Possible new tax tier questioned
Casper – Wyoming’s agricultural lobbyists are calling into question a joint resolution that could result in a fourth tax tier and end the tie between agricultural and residential assessments.
HJ3 would bring a ballot initiative before the voters allowing them to determine whether or not to create a fourth tax tier specifically for residential property. It’s part of a larger effort to bring property tax relief to some Wyomingites. As of Feb. 20 the bill had earned the necessary vote for introduction, met approval in the Senate Appropriations and Revenue committees and been placed on General File in the House.
“Under the current three tier system,” says Rocky Mountain Farmers Union’s Scott Zimmerman, “all other property real and personal, which includes residential, commercial and agricultural are in the third tier. By separating any into a new tier, it would allow for mischief.” For agriculture, he says an opportunity for significant tax increases does exist if another tier is created.
As it currently stands, agricultural property has a taxable value at the same rate as residential because of their existence in the same tier. If voters approved creation of a fourth tier, separate residential property would have a taxable value rate different than that charged on commercial and agricultural property.
“It makes agricultural and commercial property a low hanging branch,” says Wyoming Farm Bureau Executive Vice President Ken Hamilton. “They can raise taxes on those entities and keep it lower for residential.”
“One of the reasons we’ve tried to keep ourselves hooked to residential is there’s probably not a great rush to increase property taxes on residential,” says Wyoming Wool Growers Executive Vice President Bryce Reece. “As long as we’re tied to residential we have some protection.”
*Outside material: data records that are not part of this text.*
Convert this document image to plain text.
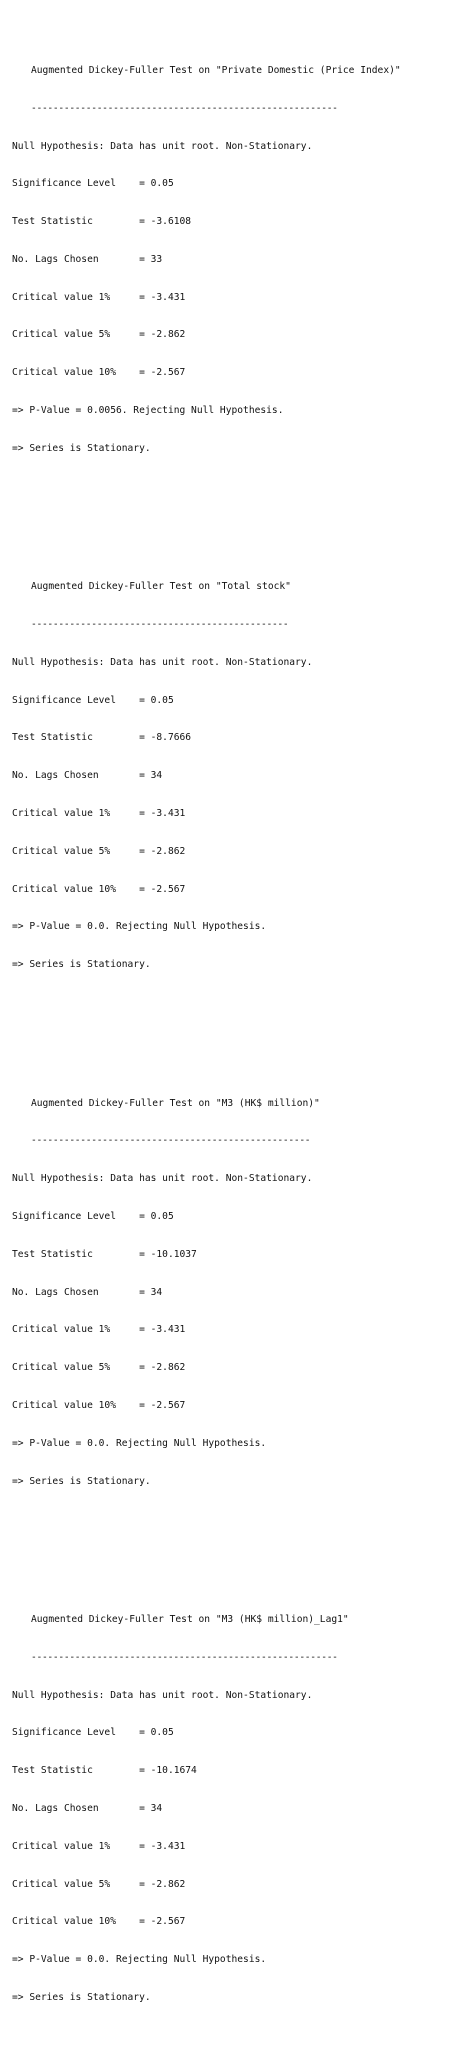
Augmented Dickey-Fuller Test on "Private Domestic (Price Index)"

--------------------------------------------------------

Null Hypothesis: Data has unit root. Non-Stationary.

Significance Level    = 0.05

Test Statistic        = -3.6108

No. Lags Chosen       = 33

Critical value 1%     = -3.431

Critical value 5%     = -2.862

Critical value 10%    = -2.567

=> P-Value = 0.0056. Rejecting Null Hypothesis.

=> Series is Stationary.

Augmented Dickey-Fuller Test on "Total stock"

-----------------------------------------------

Null Hypothesis: Data has unit root. Non-Stationary.

Significance Level    = 0.05

Test Statistic        = -8.7666

No. Lags Chosen       = 34

Critical value 1%     = -3.431

Critical value 5%     = -2.862

Critical value 10%    = -2.567

=> P-Value = 0.0. Rejecting Null Hypothesis.

=> Series is Stationary.

Augmented Dickey-Fuller Test on "M3 (HK$ million)"

---------------------------------------------------

Null Hypothesis: Data has unit root. Non-Stationary.

Significance Level    = 0.05

Test Statistic        = -10.1037

No. Lags Chosen       = 34

Critical value 1%     = -3.431

Critical value 5%     = -2.862

Critical value 10%    = -2.567

=> P-Value = 0.0. Rejecting Null Hypothesis.

=> Series is Stationary.

Augmented Dickey-Fuller Test on "M3 (HK$ million)_Lag1"

--------------------------------------------------------

Null Hypothesis: Data has unit root. Non-Stationary.

Significance Level    = 0.05

Test Statistic        = -10.1674

No. Lags Chosen       = 34

Critical value 1%     = -3.431

Critical value 5%     = -2.862

Critical value 10%    = -2.567

=> P-Value = 0.0. Rejecting Null Hypothesis.

=> Series is Stationary.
According to Wyoming Stock Growers Association Executive Vice President Jim Magagna, “That was a long, hard-fought battle to keep those together. Ag’s belief is that by being tied to residential that in order to raise taxes the legislature would have to deal with residents, the people who own homes and make up the vast majority.”
The agricultural lobbyists are quick to admit there are individuals in need of tax relief, but they find the legislative approaches more appealing than amending the Wyoming Constitution. If the issue does make it to the ballot it will be a tough sell for those who oppose the measure, as voters would essentially be asked to vote against the opportunity to see decreased property taxes.
“There are ways to go about getting tax relief to the people who need it,” says Zimmerman, “but I’m leery of opening the Constitution for the express purpose of getting them relief.” Existing programs, like the Homeowner’s Tax Credit being renewed via HB92, is one such option he notes. “They’re broadening the opportunity in that,” says Zimmerman, who also notes a veteran’s tax credit. “Until these changes are put into effect we don’t know if there are individuals who aren’t being helped.”
SF79 carried by Senator Charlie Scott (R-Casper) would leave the tier system alone, but cut the assessment rate across the board. As it stands, the legislation calls for a reduction from 9.5 percent to 7.5 percent on residential and agricultural property. Industrial property would be taxed at 10.5 percent. Wyoming’s Constitution doesn’t allow for more than a four percent margin between industrial and residential. The bill is on General File in the Senate.
“Both from an agricultural and a public policy standpoint,” says Hamilton of creating a new tier, “this isn’t good tax policy.” When the subject was reviewed in 1988 he says the Legislature was told about other states with around 20 tiers. “Any time you change tax policy where you set up the situation to have classes and sub-classes you’re starting toward the path of poor public policy in my opinion.”